Miyerkules, Setyembre 25, 2019

Ford adds Austin to its AV plans

Some automated-vehicle developers are synonymous with their test-bed cities. Cruise Automation conducts almost all its testing within the confines of San Francisco. Waymo has pinned its early focus on the Phoenix market.

Ford Motor Co., on the other hand, has gone in the opposite direction. When the company launches a commercial business centered on autonomous driving sometime in 2021, it intends to start in multiple markets.

One of those will be Austin, Texas.

On Wednesday morning, Ford revealed that the Lone Star State's capital will be one of the three cities it intends to do business in once operations commence. Argo.ai, the company building Ford's self-driving technology, will start mapping Austin's roads sometime this November. Austin joins Washington, D.C., and Miami as Ford's planned business locations.

Sherif Marakby, chief executive officer of Ford Autonomous Vehicles LLC, the subsidiary set up to handle Ford's fledgling AV business, emphasized Wednesday that the company's pending arrival in Austin provides needed time to refine both technology and business blueprints.

Working on the latter now will help scale the business once the technology is ready, and that's one reason Ford is spreading resources across three major markets.

"We're doing it the hard way," Marakby said. "It's hard to do it that way, but we understand what it takes, because we've been doing it for a few years, planning depots, staff and technology development. One of the big pros of this approach is the ability to scale fast. If we have to launch in three cities in a variety of environments and campuses and things like that, we can scale fast. … And we think scale is key."

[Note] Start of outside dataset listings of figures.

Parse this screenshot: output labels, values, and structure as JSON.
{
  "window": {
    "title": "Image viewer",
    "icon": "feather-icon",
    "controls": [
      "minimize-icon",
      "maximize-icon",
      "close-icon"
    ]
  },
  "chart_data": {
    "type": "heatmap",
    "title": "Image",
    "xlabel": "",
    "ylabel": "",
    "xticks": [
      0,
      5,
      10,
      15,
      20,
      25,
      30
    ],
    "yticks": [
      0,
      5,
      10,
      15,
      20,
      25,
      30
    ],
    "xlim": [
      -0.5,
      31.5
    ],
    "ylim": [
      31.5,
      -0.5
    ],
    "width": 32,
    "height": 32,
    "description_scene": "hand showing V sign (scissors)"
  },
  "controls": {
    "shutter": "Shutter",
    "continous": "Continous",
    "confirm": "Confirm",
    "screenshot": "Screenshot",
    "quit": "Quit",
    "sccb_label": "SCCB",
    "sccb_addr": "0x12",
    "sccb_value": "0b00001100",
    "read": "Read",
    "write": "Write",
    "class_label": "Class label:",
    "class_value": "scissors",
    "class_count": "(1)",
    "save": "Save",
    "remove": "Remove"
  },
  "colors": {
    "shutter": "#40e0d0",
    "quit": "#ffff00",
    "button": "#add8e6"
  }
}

Perhaps more than any competitors, Ford has spent substantial efforts developing and vetting the business side of its self-driving operations. In Miami and Washington, Ford has worked with local businesses such as florists and dry cleaners to determine how its AVs might best suit their delivery needs. Already, the company has adjusted its plan and cast aside some initial preconceptions of how delivery services might work.

Ford did not say how many of its Fusion hybrid test vehicles it will immediately deploy to the Austin area to begin mapping and learning the habits of Austin drivers and other road users. Once it launches, the company will eschew the Fusions for a dedicated, purpose-built autonomous vehicle that has not yet been unveiled but is widely expected to be a hybrid that draws from learnings on the commercial side of the company's business and be sturdy enough to last for "hundreds of thousands of miles," according to Marakby.

He said Wednesday it's too early to say exactly what percentage of initial business will be targeted toward delivery services vs. ride-hailing operations. Both are in the company's initial plans.

Broadly, Ford's steady rollout of test and prospective commercial markets comes at a time when others in the industry are recalibrating their autonomous-vehicle plans and time frames. Notably, Cruise Automation, GM's self-driving unit, delayed plans to launch a commercial business in 2019, with no amended timeline yet announced. Marakby touted the consistency of Ford's long-planned 2021 timeline when speaking to reporters earlier this week.

"We've never announced super-aggressive dates like 2018 or 2019," he said. "We've always seen that as too unrealistic. We've stuck with 2021 for initial commercialization of the service. …. We know the safe integration of the technology will take a few more years, and we're all in to drive the integration and the technology, and in parallel, work on the business. Technology for the sake of technology won't really result in a profitable business or work for the city. So we're sticking with our plan."

In Austin, Ford may find challenges on both the technology and business side of the operations that it hasn't encountered in Miami and D.C. Although those cities contain colleges, the size of the University of Texas campus and its proximity to downtown Austin offers the company a potential base of ride-hailing customers.

On the technology side, scooters might provide a newfound challenge for Argo's self-driving system. Austin has attracted scooters by the thousands. This year, city records show, companies deployed 10,000 scooters that resulted in more than 434,000 rides during the city's 10-day SXSW festival. While Argo has encountered scooters elsewhere, it hasn't seen them at the saturation level found in Austin, something bound to be valuable in training its self-driving system.

Ford has a history of working with Austin, a finalist for the U.S. Department of Transportation's Smart City Challenge, on innovation. In 2016, Ford Motor Credit Co. ran a short-lived shared-leasing pilot project in the city that gave customers the opportunity to share a lease and schedule time in the vehicle.

Austin is one of the markets in which Ford is running its "City:One Challenge," which delivers as much as $300,000 in grants to help city residents brings grassroots transportation ideas to city officials and implement pilot programs.